Alex Garland has built a career in the mind of the breathtaking public while making them wiggle in their seats. His previous hot potato, “Civil Wars”, sent chills throughout this fractive and broken nation because his thesis seems horribly plausible, perhaps even inevitable.
“Warfare” is a different beast, even if it also offers cattle out of your comfort zone and jackhammers all the raw nerves of your body. It is also thin (a little over 90 minutes), effective, concentrated and is a pure and simple technical masterpiece, sound effects with the incredible edition of arid and surrealist cinematography that sometimes makes you want to suffocate. Garland joins forces with the first director Ray Mendoza to adapt a story drawn from Mendoza’s own service tour in the war in Iraq as part of the SEAL team of the Marine 5. More specifically, the “Warfare” is inspired by the Mission of Mendoza in Ramadi 2006, in Iraq. And after seeing what he met, it is surprising that Mendoza and many in his troop escaped from their lives. Not everything did it.
“Warfare” gains the credibility and authenticity of Mendoza shares the functions of director and writer, and his influence better informs the film. The result is one of the most visceral sockets on what it is to go under a relentless enemy shot that many combat films, except “saving the private Ryan”. While Steven Spielberg’s piece of war has allowed you to come to the air from time to time, “Warfare” does not do so. It is a singular experience and concentrated on an American troop which sets up a surveillance operation in the apartment of a family where what begins as a monotonous and banal operation turns into bloody chaos because these young men (all played) are shots and attacks.
“Warfare” runs out of steam, but what is ingenious on this subject is that it is not a rah-rah-rah, GUNG-Ho film, but a sober look at what is really going on in battle, and the value and the courage of those who are uniform as well as the loss of members and life.
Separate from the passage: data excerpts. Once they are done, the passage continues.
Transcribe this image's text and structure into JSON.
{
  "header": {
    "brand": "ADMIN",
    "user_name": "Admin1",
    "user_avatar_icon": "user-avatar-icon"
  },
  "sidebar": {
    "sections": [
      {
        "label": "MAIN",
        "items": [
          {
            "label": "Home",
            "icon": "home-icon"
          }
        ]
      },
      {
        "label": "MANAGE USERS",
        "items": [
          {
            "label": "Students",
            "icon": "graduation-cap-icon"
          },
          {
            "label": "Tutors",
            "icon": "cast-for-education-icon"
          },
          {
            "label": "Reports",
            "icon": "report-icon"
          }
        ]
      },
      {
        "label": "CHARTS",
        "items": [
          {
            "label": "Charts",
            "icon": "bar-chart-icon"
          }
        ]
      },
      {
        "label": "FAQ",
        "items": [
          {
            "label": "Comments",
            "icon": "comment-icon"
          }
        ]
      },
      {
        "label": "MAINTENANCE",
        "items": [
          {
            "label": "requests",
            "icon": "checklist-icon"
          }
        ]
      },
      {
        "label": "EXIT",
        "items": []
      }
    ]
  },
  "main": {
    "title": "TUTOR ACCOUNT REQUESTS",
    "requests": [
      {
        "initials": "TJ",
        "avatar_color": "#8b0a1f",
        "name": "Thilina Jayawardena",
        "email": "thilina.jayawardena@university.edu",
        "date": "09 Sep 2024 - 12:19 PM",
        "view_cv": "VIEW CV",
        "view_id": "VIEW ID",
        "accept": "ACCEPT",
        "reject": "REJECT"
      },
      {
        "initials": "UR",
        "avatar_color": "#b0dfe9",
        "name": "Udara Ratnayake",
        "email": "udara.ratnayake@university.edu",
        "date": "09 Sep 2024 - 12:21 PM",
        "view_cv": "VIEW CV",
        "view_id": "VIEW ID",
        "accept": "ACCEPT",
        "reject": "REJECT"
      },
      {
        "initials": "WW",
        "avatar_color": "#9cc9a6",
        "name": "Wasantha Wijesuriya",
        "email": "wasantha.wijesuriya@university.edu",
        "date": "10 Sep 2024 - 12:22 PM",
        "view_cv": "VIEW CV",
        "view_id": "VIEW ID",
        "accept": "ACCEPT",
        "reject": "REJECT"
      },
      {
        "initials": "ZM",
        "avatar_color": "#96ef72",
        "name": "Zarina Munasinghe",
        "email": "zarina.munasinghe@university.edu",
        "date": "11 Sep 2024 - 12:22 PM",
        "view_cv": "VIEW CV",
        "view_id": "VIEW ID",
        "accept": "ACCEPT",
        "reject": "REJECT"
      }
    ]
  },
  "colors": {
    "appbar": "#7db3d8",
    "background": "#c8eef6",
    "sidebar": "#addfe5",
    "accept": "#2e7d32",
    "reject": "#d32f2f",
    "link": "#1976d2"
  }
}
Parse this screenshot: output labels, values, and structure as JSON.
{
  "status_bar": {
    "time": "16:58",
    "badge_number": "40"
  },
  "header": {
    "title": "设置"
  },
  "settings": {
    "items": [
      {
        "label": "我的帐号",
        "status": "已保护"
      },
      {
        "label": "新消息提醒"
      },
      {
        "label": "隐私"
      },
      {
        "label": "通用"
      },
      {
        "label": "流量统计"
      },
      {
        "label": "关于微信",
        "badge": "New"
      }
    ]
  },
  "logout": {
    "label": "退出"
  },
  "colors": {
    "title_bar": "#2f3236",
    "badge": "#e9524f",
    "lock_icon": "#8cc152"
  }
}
The casting is enormous and even if it is difficult of single, the actors who embark on your subconscious are of Haraon Woon-A-Tai like the Mendoza with widely wide but reasoned eyes, Cosmo Jarvis as a lead elite shooter Elliot Miller (his own, the chariot lead officer, Erik. Support. but the real stars are on the technical side here, in particular these geniuses of sound effects that perceive your ears as if you were in combat.
Contact Randy Myers to soitsrandy@gmail.com
‘WAR’
3½ stars out of 4
Notation: R (violent graphic war scenes)
With: Haraoh woon-a-tai, Will Poulter, Cosmo Jarvis, Joseph Quinn, Kit Connor, Finn Bennett
Director: Ray Mendoza, Alex Garland
Operating time: 1 hour, 35 minutes
When and where: Now playing in the bay rooms
.Details: 3½ stars out of 4; Open in theaters on April 11.